The performance of the lead character, Gladys Kyotungire, is sublime. As a viewer, you are totally drawn into her story and her breakthrough scientific achievements, so it is all the more shocking when you discover this potential was never fulfilled – it never happened.
I suspect that the other need for WFP is to build a brand. Unlike Unicef, whose brand has a profile, WFP is relatively unknown and has some catching up to do. It will take some time, but what a great first step.
In Hindsight
I doubt that this idea could be improved upon, nor its execution.
Having set up in the press conference that Miriam’s discovery could save up to a million lives a year, which we hear through the hullabaloo and chaos of journalists clamouring for an interview, her voice takes over as she tells us, ‘But there is no discovery… there is no breakthrough… I did not go to medical school… I did not get an education… I died of hunger at the age of eight’.
The realisation that it is all an illusion is shocking and all the more extraordinary when you read on the WFP website the story of Gladys Kyontungire, who plays Miriam.
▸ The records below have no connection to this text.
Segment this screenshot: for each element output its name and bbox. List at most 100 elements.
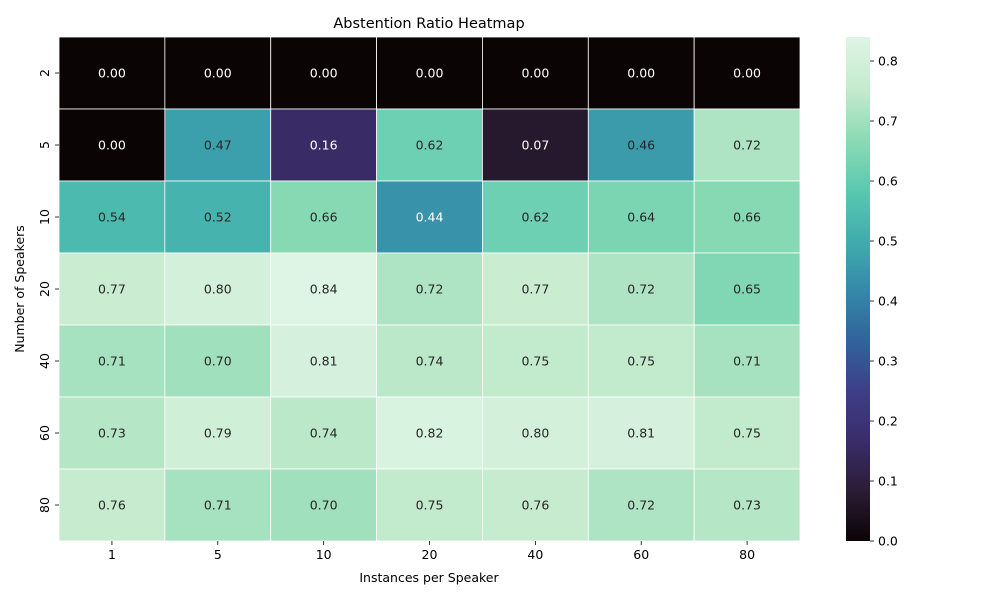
heatmap-cell (164, 252, 272, 326)
cell-value-label: 0.64 (627, 210, 655, 225)
cell-value-label: 0.71 (204, 498, 232, 513)
y-tick-label: 80 (37, 497, 52, 513)
heatmap-cells (58, 36, 801, 542)
heatmap-cell (587, 252, 695, 326)
cell-value-label: 0.76 (521, 498, 549, 513)
heatmap-cell (58, 396, 166, 470)
cell-value-label: 0.47 (204, 138, 232, 153)
cell-value-label: 0.00 (627, 66, 655, 81)
cell-value-label: 0.16 (310, 138, 338, 153)
colorbar (846, 37, 870, 541)
y-tick-label: 20 (37, 281, 52, 297)
cell-value-label: 0.80 (204, 282, 232, 297)
cell-value-label: 0.70 (204, 354, 232, 369)
cell-value-label: 0.66 (310, 210, 338, 225)
cell-value-label: 0.73 (98, 426, 126, 441)
x-tick-label: 5 (214, 547, 222, 562)
cell-value-label: 0.81 (627, 426, 655, 441)
heatmap-cell (164, 180, 272, 254)
y-tick-label: 10 (37, 209, 52, 225)
y-tick-label: 2 (37, 69, 52, 77)
y-tick-label: 60 (37, 425, 52, 441)
x-tick-label: 20 (422, 547, 438, 562)
y-tick-label: 5 (37, 141, 52, 149)
heatmap-cell (164, 36, 272, 110)
cell-value-label: 0.62 (416, 138, 444, 153)
cell-value-label: 0.46 (627, 138, 655, 153)
cell-value-label: 0.72 (733, 138, 761, 153)
chart-title: Abstention Ratio Heatmap (333, 16, 524, 32)
heatmap-cell (376, 468, 483, 542)
cell-value-label: 0.52 (204, 210, 232, 225)
x-axis-label: Instances per Speaker (359, 570, 499, 585)
cell-value-label: 0.72 (416, 282, 444, 297)
heatmap-cell (58, 468, 166, 542)
heatmap-cell (376, 36, 483, 110)
cell-value-label: 0.79 (204, 426, 232, 441)
heatmap-cell (58, 180, 166, 254)
colorbar-tick-label: 0.8 (878, 54, 898, 69)
cell-value-label: 0.75 (733, 426, 761, 441)
cell-value-label: 0.65 (733, 282, 761, 297)
cell-value-label: 0.73 (733, 498, 761, 513)
cell-value-label: 0.77 (98, 282, 126, 297)
cell-value-label: 0.72 (627, 498, 655, 513)
colorbar-tick-label: 0.1 (878, 474, 898, 489)
cell-value-label: 0.75 (627, 354, 655, 369)
cell-value-label: 0.54 (98, 210, 126, 225)
x-tick-label: 80 (739, 547, 755, 562)
heatmap-cell (58, 108, 166, 182)
cell-value-label: 0.84 (310, 282, 338, 297)
heatmap-cell (482, 468, 589, 542)
cell-value-label: 0.80 (521, 426, 549, 441)
heatmap-cell (58, 252, 166, 326)
colorbar-tick-label: 0.2 (878, 414, 898, 429)
heatmap-cell (482, 36, 589, 110)
x-tick-label: 40 (527, 547, 543, 562)
cell-value-label: 0.00 (416, 66, 444, 81)
heatmap-cell (270, 396, 377, 470)
cell-value-label: 0.77 (521, 282, 549, 297)
cell-value-label: 0.00 (733, 66, 761, 81)
x-tick-label: 60 (633, 547, 649, 562)
heatmap-cell (376, 180, 483, 254)
colorbar-tick-label: 0.7 (878, 114, 898, 129)
cell-value-label: 0.75 (416, 498, 444, 513)
heatmap-cell (693, 108, 801, 182)
heatmap-cell (58, 324, 166, 398)
heatmap-cell (587, 36, 695, 110)
cell-value-label: 0.00 (204, 66, 232, 81)
heatmap-cell (482, 180, 589, 254)
cell-value-label: 0.72 (627, 282, 655, 297)
cell-value-label: 0.70 (310, 498, 338, 513)
cell-value-label: 0.44 (416, 210, 444, 225)
cell-value-label: 0.00 (521, 66, 549, 81)
colorbar-tick-label: 0.3 (878, 354, 898, 369)
heatmap-cell (693, 468, 801, 542)
x-axis-ticks: 1 5 10 20 40 60 80 (108, 541, 755, 562)
y-tick-label: 40 (37, 353, 52, 369)
cell-value-label: 0.76 (98, 498, 126, 513)
y-axis-label: Number of Speakers (12, 225, 27, 353)
cell-value-label: 0.71 (733, 354, 761, 369)
cell-value-label: 0.66 (733, 210, 761, 225)
heatmap-cell (164, 396, 272, 470)
heatmap-cell (693, 396, 801, 470)
colorbar-ticks: 0.0 0.1 0.2 0.3 0.4 0.5 0.6 0.7 0.8 (870, 54, 898, 549)
cell-value-label: 0.00 (310, 66, 338, 81)
x-tick-label: 1 (108, 547, 116, 562)
cell-value-label: 0.71 (98, 354, 126, 369)
heatmap-cell (482, 396, 589, 470)
cell-value-label: 0.00 (98, 66, 126, 81)
colorbar-tick-label: 0.0 (878, 534, 898, 549)
cell-value-label: 0.74 (310, 426, 338, 441)
cell-value-label: 0.74 (416, 354, 444, 369)
heatmap-cell (587, 108, 695, 182)
heatmap-cell (376, 252, 483, 326)
heatmap-cell (270, 180, 377, 254)
heatmap-cell (693, 324, 801, 398)
cell-value-label: 0.82 (416, 426, 444, 441)
cell-value-label: 0.07 (521, 138, 549, 153)
heatmap-cell (693, 252, 801, 326)
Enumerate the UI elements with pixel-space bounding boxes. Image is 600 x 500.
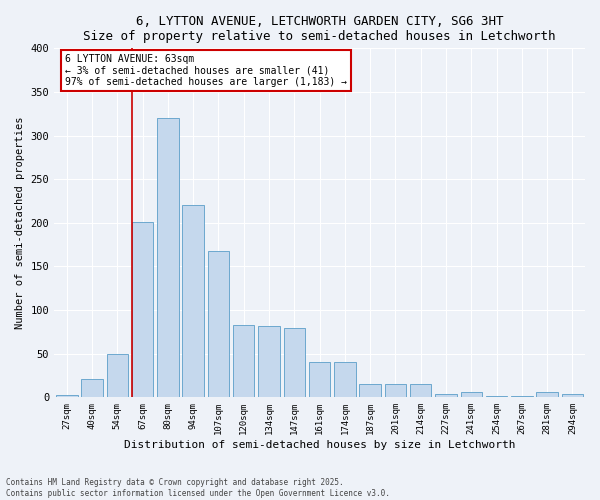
- Bar: [562, 394, 583, 398]
- Bar: [107, 354, 128, 398]
- Bar: [385, 384, 406, 398]
- Bar: [435, 394, 457, 398]
- Text: 6 LYTTON AVENUE: 63sqm
← 3% of semi-detached houses are smaller (41)
97% of semi: 6 LYTTON AVENUE: 63sqm ← 3% of semi-deta…: [65, 54, 347, 87]
- Text: Contains HM Land Registry data © Crown copyright and database right 2025.
Contai: Contains HM Land Registry data © Crown c…: [6, 478, 390, 498]
- Bar: [132, 222, 154, 398]
- Y-axis label: Number of semi-detached properties: Number of semi-detached properties: [15, 116, 25, 329]
- Bar: [334, 362, 356, 398]
- Bar: [359, 384, 381, 398]
- Bar: [258, 326, 280, 398]
- Bar: [461, 392, 482, 398]
- Bar: [82, 379, 103, 398]
- Bar: [208, 251, 229, 398]
- Bar: [182, 206, 204, 398]
- Bar: [309, 362, 331, 398]
- Bar: [157, 118, 179, 398]
- Bar: [511, 396, 533, 398]
- Bar: [536, 392, 558, 398]
- Bar: [486, 396, 507, 398]
- X-axis label: Distribution of semi-detached houses by size in Letchworth: Distribution of semi-detached houses by …: [124, 440, 515, 450]
- Bar: [56, 394, 77, 398]
- Bar: [410, 384, 431, 398]
- Title: 6, LYTTON AVENUE, LETCHWORTH GARDEN CITY, SG6 3HT
Size of property relative to s: 6, LYTTON AVENUE, LETCHWORTH GARDEN CITY…: [83, 15, 556, 43]
- Bar: [233, 325, 254, 398]
- Bar: [284, 328, 305, 398]
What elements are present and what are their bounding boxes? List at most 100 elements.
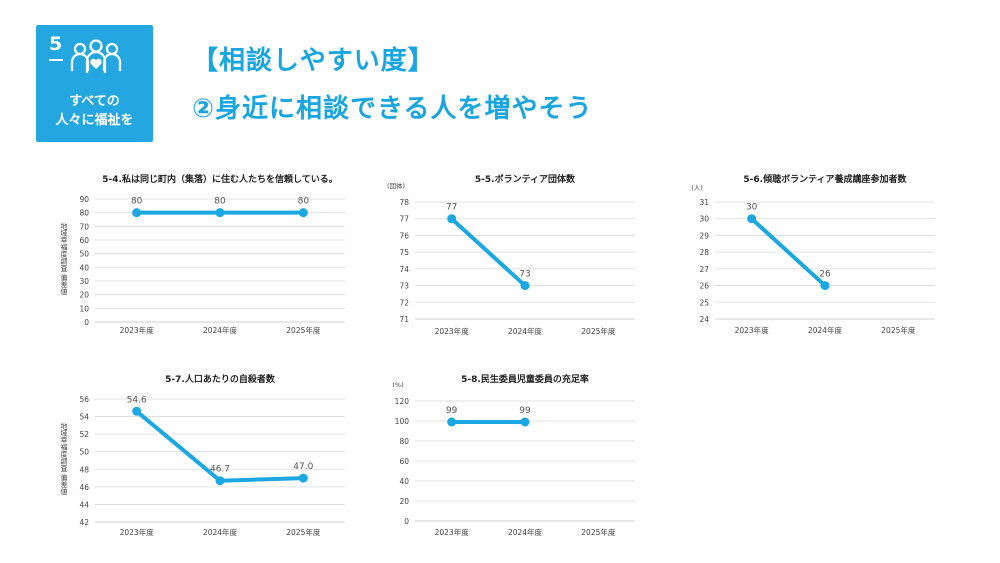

At the age of four in Uganda, she went missing, abducted by the person who was supposed to be looking after her and her siblings. She could have become a victim of child sacrifice or sold to another family. Thankfully, she was found after three days.
The call for action is to go to Share the Meal, the world’s first app on global hunger, where you can discover that hunger and malnutrition represent the number one risk to health worldwide, greater than AIDS, malaria and tuberculosis combined and it’s solvable at a cost of $0.50 per day to feed a child.
My only concern: the branding is a problem. Even at the end of writing this review, I am struggling to remember what WFP stands for.